In regard to all of the solar controversy going on in our world: This is pretty much my response to an e-mail I received pertaining to PSB Docket 8523: The power plant that is proposed for development at 820 Field Days Road in New Haven is seven times the size that our town plan allows. I feel very strongly on my position of responsibility.
• Responsible installation. Stop using green fields. There are plenty of rooftops that can be used to place solar panels on. Yes, it would involve a little more expense and work to reinforce these structures, but save our land. Field Days, Four Hills, Misty Knoll all have plenty of existing rooftops that could support substantial power plants. New construction should be mandated to have solar panels on their roofs. Misty Knoll is builing a new barn as we speak — will it have panels? Four Hills is rumored to be building a new barn. Will it have panels?

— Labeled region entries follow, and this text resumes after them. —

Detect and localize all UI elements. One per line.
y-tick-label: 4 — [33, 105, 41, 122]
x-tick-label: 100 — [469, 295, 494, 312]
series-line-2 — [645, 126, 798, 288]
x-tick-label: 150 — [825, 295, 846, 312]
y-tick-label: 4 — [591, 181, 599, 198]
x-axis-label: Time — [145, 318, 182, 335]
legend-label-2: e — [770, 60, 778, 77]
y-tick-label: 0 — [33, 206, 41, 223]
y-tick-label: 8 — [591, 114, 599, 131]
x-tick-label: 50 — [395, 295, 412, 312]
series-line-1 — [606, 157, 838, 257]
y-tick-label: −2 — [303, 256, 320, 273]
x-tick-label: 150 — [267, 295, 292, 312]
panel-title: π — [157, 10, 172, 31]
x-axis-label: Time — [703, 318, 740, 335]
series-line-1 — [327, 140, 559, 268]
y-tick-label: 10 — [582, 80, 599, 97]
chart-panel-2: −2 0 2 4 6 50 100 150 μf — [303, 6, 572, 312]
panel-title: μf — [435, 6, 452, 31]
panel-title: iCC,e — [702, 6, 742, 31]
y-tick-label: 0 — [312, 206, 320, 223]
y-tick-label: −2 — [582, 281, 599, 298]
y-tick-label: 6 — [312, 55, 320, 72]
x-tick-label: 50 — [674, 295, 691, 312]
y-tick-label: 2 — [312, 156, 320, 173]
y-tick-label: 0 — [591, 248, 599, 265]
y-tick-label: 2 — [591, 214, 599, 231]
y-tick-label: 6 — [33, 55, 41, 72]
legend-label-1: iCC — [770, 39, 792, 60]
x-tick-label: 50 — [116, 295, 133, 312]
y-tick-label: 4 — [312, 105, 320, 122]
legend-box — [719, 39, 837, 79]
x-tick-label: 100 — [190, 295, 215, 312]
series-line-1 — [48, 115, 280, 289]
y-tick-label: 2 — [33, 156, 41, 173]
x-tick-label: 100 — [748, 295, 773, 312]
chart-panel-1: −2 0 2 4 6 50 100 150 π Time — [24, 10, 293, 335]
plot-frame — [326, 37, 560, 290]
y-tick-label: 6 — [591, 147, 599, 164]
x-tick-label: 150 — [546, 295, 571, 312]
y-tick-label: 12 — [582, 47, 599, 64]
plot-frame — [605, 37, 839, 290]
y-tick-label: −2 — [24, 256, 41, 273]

• Responsibility to plant and maintain screening. If rooftops are used, this would not be an issue. But since there are power plants already in place in our fields, there is little or no screening in place, and what is, is a joke. Trees could easily be placed around these power plants to hide them.
• Resposibility to remove. When existing developers sell their projects and are down the road (even if they still own them), and there is no recycle program for these materials, who is going to take care of obsolete power plants and be responsible to make sure the materials are disposed of in a responsible fashion?
• Responsible for wear and tear on town roads. Take Campground Road, for example. Look at what happens to a road with large, heavy trucks coming and going from one spot. We are not only talking about the power plant going in at Field Days Road, but another proposed to go in north of West Cemetery and Quaker Village Road. Who will be responsible to bring the roads back to what they were before construction started? Pike Industries supposedly has an “agreement” with the town to maintain that road. Hmm.
• Responsibility for our birds and wildlife. How are these power plants being placed in green fields going to affect our grassland birds, migrating geese, etc.? At our property we have nesting eagles nearby that frequent our fields, plus nesting hawks, herons and ducks, and we are in direct migration for geese from Dead Creek to Otter Creek. Will these power plants in fields where the birds either land to rest or fly over affect their migration?
• Responsibility for time spent, stress, strain, pain and suffering these irresponsible situations are creating for not only my entire neighborhood from Twitchell Hill to Field Days Road to Otter Creek Highway to Pearson Road, but our entire state. I have people commenting from Island Pond to Williamstown to Bennington.
• Responsibility to look at these power plants for what they are: not arrays, not farms, but commercial power plants. And if they are going to stay in fields, put them in the commercial corridor with ample screening.
These are many people’s feelings, not just mine! Ninety-eight percent of the people I talk to feel this way. Just as an example, look at the ratio of for and against at the public hearing the other night.
I appreciate the kind, caring people solar developer Nathaniel Vandal of Green Peak Solar and his partner are, but why are they being so irresponsible by putting a commercial power plant on agricultural land that feeds a neighbor’s cows?